Architecting for the cloud is becoming a highly desired skill set. Working as a consultant, I’m often in situations where clients are overwhelmed with questions about the cloud. How do I migrate my applications? How do I secure everything? How does it integrate with LDAP and DNS? What’s the best way to connect to the cloud? Will I need to rewrite my applications? How do I manage costs? While some of these vague questions can be answered with regurgitated marketing material, I feel a sense of duty to understand and explain these concepts at a deeper level. Some clients I work with already have a significant presence in the Cloud. Other clients have various pools of cloud resources and are looking to rationalize or provide a strategy around optimizing the sprawling resources. Because of recent exposure to cloud over the past couple of years, and due to the demand for practical knowledge of cloud architecture, a rigorous education program became an obvious next step for my career. At the beginning of 2019, I made a goal to become an AWS Certified Solutions Architect Associate. As of May 3rd, 2019 – that goal is achieved!
Many Clouds – Why AWS?
While I could have studied Google Cloud Platform (GCP) or Microsoft Azure, I chose to focus on Amazon Web Services (AWS) because of project work specific to AWS and because AWS is still the market leader in cloud. Nothing wrong with the other cloud providers, and in fact, it would be quite sensical to advance one’s knowledge in all of them. If you are only working with a single cloud provider, your choice is natural – you should study that one provider. However, if you’re a consultant or your job title is “Solutions Architect,” the demand placed on you is unfairly high, with the expectation that you can speak all clouds. In that case, I recommend just choosing one at-a-time to focus on. After doing a 3-month stint of GCP work in 2017, I can say that much of the theory and concepts are identical – you’ll mostly need to know the interworking of the provider-specific services when building real solutions or going for a certification.
How did I study?
I started studying regularly in February, putting in about 8-10 hours per week during nights and weekends. There are tons of great online courses out there, but since I already had an account with Linux Academy, I chose their coursework for much of my initial AWS studies. I went through all of the AWS CSA-A material on their site, took my time on all of the labs, and went through the practice exams at the end of the course. The instruction was excellent. I would have preferred a bit more practical demonstrations to solidify some of the more challenging topics, which seem to be covered more in depth in the CSA-P course. My opinion is purely subjective, of course, as I come from a network engineering background. Concepts like message queuing, sharding, analytics, and database architecture are not in my everyday wheelhouse. I spent extra time in my AWS account and Linux Academy’s Cloud Playground solidifying those topics. I would say that about 70% of my notes are from the material I learned on Linux Academy. Good stuff!

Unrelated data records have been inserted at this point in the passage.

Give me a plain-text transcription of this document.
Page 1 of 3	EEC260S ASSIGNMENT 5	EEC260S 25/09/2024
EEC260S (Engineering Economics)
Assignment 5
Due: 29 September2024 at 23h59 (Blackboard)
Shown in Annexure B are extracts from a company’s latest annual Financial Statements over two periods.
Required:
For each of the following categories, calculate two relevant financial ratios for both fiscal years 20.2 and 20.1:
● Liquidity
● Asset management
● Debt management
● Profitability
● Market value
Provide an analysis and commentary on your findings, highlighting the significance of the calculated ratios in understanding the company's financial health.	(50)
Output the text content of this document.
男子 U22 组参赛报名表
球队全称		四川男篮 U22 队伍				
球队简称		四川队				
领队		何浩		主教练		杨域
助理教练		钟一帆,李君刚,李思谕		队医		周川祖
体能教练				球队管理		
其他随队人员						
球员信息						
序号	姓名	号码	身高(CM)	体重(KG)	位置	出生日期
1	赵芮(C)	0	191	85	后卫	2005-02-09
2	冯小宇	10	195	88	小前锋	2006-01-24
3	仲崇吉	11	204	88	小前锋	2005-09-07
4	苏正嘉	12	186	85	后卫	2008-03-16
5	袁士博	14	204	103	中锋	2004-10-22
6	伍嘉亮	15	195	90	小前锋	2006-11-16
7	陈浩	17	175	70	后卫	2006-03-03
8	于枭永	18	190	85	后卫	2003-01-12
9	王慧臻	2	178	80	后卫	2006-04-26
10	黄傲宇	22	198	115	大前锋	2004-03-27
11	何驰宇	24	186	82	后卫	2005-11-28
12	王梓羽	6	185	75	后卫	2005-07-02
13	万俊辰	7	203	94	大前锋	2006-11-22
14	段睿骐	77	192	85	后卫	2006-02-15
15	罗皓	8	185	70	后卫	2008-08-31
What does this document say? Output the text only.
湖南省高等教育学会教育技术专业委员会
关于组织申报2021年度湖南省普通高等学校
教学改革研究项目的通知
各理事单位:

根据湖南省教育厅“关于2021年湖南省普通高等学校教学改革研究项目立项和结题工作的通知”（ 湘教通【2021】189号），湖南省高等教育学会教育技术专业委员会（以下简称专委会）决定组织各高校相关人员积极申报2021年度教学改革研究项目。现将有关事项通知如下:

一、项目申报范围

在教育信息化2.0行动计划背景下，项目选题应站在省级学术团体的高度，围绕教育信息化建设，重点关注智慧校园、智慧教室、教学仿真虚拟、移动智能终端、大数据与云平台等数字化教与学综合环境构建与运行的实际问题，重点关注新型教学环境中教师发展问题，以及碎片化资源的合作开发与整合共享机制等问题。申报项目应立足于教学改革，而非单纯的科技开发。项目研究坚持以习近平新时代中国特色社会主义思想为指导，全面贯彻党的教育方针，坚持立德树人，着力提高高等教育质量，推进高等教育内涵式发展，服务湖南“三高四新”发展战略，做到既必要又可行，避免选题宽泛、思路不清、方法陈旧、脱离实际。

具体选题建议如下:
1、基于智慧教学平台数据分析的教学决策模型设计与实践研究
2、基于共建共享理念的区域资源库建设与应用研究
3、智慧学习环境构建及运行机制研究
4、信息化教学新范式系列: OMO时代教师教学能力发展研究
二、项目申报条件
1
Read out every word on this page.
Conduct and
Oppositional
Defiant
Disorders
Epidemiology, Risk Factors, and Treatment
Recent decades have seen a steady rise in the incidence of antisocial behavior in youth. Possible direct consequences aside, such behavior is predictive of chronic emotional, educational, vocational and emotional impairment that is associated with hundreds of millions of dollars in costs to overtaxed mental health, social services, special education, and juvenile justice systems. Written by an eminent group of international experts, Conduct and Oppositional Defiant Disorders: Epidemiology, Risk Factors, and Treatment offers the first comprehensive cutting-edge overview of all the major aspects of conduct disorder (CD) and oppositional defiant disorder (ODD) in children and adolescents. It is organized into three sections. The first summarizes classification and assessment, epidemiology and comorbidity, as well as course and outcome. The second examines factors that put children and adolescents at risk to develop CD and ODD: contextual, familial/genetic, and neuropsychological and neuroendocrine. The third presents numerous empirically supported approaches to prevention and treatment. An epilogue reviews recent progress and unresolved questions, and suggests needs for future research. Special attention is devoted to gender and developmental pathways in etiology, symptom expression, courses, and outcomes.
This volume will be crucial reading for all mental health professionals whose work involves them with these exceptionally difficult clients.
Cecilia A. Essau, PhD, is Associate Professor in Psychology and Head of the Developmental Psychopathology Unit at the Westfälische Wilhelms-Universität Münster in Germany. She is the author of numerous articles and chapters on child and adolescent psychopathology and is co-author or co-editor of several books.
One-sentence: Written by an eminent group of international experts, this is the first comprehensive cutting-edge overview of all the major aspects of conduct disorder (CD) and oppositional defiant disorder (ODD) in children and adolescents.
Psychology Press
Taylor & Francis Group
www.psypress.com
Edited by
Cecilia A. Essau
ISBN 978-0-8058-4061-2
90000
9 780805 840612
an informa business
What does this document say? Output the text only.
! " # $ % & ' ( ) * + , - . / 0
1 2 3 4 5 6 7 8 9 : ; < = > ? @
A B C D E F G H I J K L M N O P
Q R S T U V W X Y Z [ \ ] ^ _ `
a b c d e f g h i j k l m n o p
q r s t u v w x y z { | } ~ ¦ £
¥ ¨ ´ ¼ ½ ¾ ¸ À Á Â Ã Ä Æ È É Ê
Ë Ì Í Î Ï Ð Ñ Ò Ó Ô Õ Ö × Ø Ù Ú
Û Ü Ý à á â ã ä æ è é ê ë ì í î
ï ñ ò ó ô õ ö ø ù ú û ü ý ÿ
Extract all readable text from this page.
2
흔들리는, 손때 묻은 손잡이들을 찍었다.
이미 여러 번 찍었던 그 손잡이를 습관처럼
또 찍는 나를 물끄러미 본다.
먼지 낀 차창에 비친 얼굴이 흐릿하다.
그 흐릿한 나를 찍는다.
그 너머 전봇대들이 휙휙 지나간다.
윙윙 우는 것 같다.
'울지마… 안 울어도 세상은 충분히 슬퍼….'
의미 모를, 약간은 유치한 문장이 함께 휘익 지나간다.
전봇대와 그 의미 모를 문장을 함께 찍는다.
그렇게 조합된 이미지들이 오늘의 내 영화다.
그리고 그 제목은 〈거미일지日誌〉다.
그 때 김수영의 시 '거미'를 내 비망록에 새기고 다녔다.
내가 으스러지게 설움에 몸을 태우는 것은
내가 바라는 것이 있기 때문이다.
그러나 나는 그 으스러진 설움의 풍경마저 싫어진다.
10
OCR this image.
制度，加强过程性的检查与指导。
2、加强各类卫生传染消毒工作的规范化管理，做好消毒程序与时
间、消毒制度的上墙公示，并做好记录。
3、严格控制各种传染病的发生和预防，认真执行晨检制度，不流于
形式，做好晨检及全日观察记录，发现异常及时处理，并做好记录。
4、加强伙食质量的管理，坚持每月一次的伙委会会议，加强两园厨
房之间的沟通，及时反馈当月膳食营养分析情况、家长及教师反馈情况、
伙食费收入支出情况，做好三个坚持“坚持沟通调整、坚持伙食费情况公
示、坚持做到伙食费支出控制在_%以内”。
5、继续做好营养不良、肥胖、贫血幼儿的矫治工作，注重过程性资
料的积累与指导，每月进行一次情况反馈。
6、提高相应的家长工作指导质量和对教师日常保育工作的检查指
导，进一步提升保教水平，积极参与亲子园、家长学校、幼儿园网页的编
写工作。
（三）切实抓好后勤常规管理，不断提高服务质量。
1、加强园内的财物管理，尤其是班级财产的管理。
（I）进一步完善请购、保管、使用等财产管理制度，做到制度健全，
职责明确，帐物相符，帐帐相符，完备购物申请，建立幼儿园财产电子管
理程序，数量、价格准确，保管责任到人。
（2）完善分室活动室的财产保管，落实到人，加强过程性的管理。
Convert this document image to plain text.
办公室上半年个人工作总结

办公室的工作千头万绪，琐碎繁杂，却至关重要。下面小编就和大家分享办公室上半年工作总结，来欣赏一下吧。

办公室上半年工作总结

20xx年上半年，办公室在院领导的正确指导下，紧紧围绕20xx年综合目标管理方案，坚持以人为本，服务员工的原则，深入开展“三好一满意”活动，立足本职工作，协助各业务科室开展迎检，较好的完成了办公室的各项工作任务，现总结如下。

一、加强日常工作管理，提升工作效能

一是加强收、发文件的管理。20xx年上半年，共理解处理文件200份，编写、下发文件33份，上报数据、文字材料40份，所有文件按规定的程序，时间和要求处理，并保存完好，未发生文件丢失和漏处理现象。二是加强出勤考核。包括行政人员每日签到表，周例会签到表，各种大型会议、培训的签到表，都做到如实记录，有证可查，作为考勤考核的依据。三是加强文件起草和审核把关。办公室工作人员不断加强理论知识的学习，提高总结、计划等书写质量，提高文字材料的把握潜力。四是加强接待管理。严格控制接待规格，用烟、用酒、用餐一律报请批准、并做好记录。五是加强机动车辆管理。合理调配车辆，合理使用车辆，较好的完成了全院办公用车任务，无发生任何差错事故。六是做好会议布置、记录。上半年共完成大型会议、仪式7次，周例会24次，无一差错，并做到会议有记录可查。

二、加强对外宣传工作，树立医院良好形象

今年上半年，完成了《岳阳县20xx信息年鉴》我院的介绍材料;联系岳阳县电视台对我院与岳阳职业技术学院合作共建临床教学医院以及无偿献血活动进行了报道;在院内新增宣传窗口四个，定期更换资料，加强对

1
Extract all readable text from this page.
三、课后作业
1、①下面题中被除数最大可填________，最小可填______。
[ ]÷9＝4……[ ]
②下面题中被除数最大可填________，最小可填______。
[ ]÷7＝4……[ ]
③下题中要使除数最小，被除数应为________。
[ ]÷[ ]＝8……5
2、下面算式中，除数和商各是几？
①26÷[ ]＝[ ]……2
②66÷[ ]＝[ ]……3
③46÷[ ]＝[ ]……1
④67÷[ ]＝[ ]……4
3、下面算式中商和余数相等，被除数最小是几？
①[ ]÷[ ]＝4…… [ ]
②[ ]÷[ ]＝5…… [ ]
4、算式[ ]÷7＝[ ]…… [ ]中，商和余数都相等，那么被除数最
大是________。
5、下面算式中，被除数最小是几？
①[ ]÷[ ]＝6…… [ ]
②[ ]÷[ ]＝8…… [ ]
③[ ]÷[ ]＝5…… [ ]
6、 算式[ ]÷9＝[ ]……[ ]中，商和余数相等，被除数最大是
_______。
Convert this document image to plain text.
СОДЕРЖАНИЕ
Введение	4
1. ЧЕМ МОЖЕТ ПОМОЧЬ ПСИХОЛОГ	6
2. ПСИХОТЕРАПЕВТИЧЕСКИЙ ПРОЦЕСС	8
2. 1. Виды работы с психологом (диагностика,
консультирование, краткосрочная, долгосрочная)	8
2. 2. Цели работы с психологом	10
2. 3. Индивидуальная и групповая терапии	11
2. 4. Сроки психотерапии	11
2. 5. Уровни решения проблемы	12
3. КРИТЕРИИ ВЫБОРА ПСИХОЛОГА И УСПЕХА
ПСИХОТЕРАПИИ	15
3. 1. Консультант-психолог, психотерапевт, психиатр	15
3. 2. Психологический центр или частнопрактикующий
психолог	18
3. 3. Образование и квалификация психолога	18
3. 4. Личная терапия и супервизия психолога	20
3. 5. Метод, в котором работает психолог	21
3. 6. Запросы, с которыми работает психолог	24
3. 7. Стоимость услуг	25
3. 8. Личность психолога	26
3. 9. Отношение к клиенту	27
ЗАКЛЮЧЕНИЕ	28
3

Next, I read through the following whitepapers, which I’d recommend for anyone preparing for the exam:
Lastly, I found an amazing site that I wish I had found earlier called Tutorials Dojo. They’ve authored a bunch of “cheat sheets” which are essentially just notes about certain topics. The sheets regarding scenarios or when to choose one platform over another are particularly helpful. They also have some formal training and practice exams you can buy on Udemy which may be worth checking out. Very helpful website – highly recommended.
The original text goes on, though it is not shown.